The creation unit size for the scheme shall be 2,10,000 units. The minimum application amount will be Rs 5,000 per application and in multiples of Re 1 thereafter. Units will be allotted in whole figures and the balance amount will be refunded.
There will be no exit load for investors transacting directly with the AMC as the exit load will be levied on redemptions made by Market Makers/ Large Investors directly with the AMC. Exit load is not applicable for investors transacting on the exchange.The scheme will invest 95-100% in securities included in the Nifty MidSmallcap400 Momentum Quality 100 Index and 0-5% in money market instruments/debt securities, instruments and/or units of debt/liquid schemes of domestic mutual funds.The investment strategy of the scheme will be to invest in a basket of securities forming part of the Nifty MidSmallcap 400 Momentum Quality 100 Index in a similar weight proportion. The investment strategy would revolve around reducing the tracking error to the least possible through regular rebalancing of the portfolio, considering the change in weights of stocks in the index as well as the incremental collections/redemptions in the scheme. A part of the funds may be invested in debt and money market instruments, to meet the liquidity requirements.The maximum total expense ratio (TER) permissible for the scheme will be up to 1%.

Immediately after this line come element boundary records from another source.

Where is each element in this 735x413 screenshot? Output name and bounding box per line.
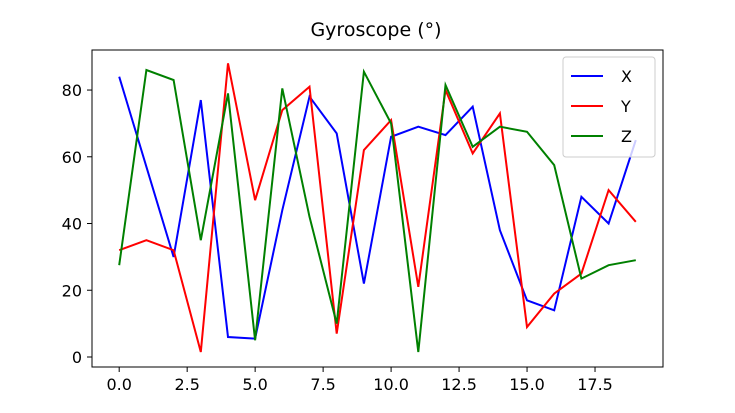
y-tick-label: 40 bbox=[62, 215, 82, 234]
y-tick-label: 20 bbox=[62, 281, 82, 300]
series-line-y bbox=[118, 63, 637, 353]
series-layer bbox=[118, 63, 637, 353]
x-tick-label: 10.0 bbox=[373, 375, 409, 394]
x-tick-label: 12.5 bbox=[441, 375, 477, 394]
y-tick-label: 0 bbox=[72, 348, 82, 367]
legend-label-z: Z bbox=[621, 127, 632, 146]
x-tick-label: 2.5 bbox=[174, 375, 199, 394]
y-tick-label: 60 bbox=[62, 148, 82, 167]
x-tick-label: 5.0 bbox=[242, 375, 267, 394]
x-tick-label: 17.5 bbox=[577, 375, 613, 394]
x-axis: 0.0 2.5 5.0 7.5 10.0 12.5 15.0 17.5 bbox=[106, 367, 613, 394]
x-tick-label: 7.5 bbox=[310, 375, 335, 394]
legend-label-x: X bbox=[621, 67, 632, 86]
y-tick-label: 80 bbox=[62, 81, 82, 100]
series-line-z bbox=[118, 68, 636, 353]
series-line-x bbox=[118, 76, 637, 340]
legend: XYZ bbox=[562, 56, 656, 158]
x-tick-label: 15.0 bbox=[509, 375, 545, 394]
chart-title: Gyroscope (°) bbox=[310, 19, 441, 41]
plot-area-frame bbox=[91, 49, 664, 368]
y-axis: 0 20 40 60 80 bbox=[62, 81, 92, 367]
legend-label-y: Y bbox=[620, 97, 631, 116]
legend-box bbox=[562, 56, 656, 158]
x-tick-label: 0.0 bbox=[106, 375, 131, 394]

The scheme will be suitable for investors who are seeking returns that commensurate with the performance of the Nifty MidSmallcap400 Momentum Quality 100 Total Return Index, subject to tracking error over long-term and want investments in equity securities covered by Nifty MidSmallcap 400 Momentum Quality 100 Total Return Index. The principal invested in the scheme will be at “very high” risk according to the riskometer of the scheme.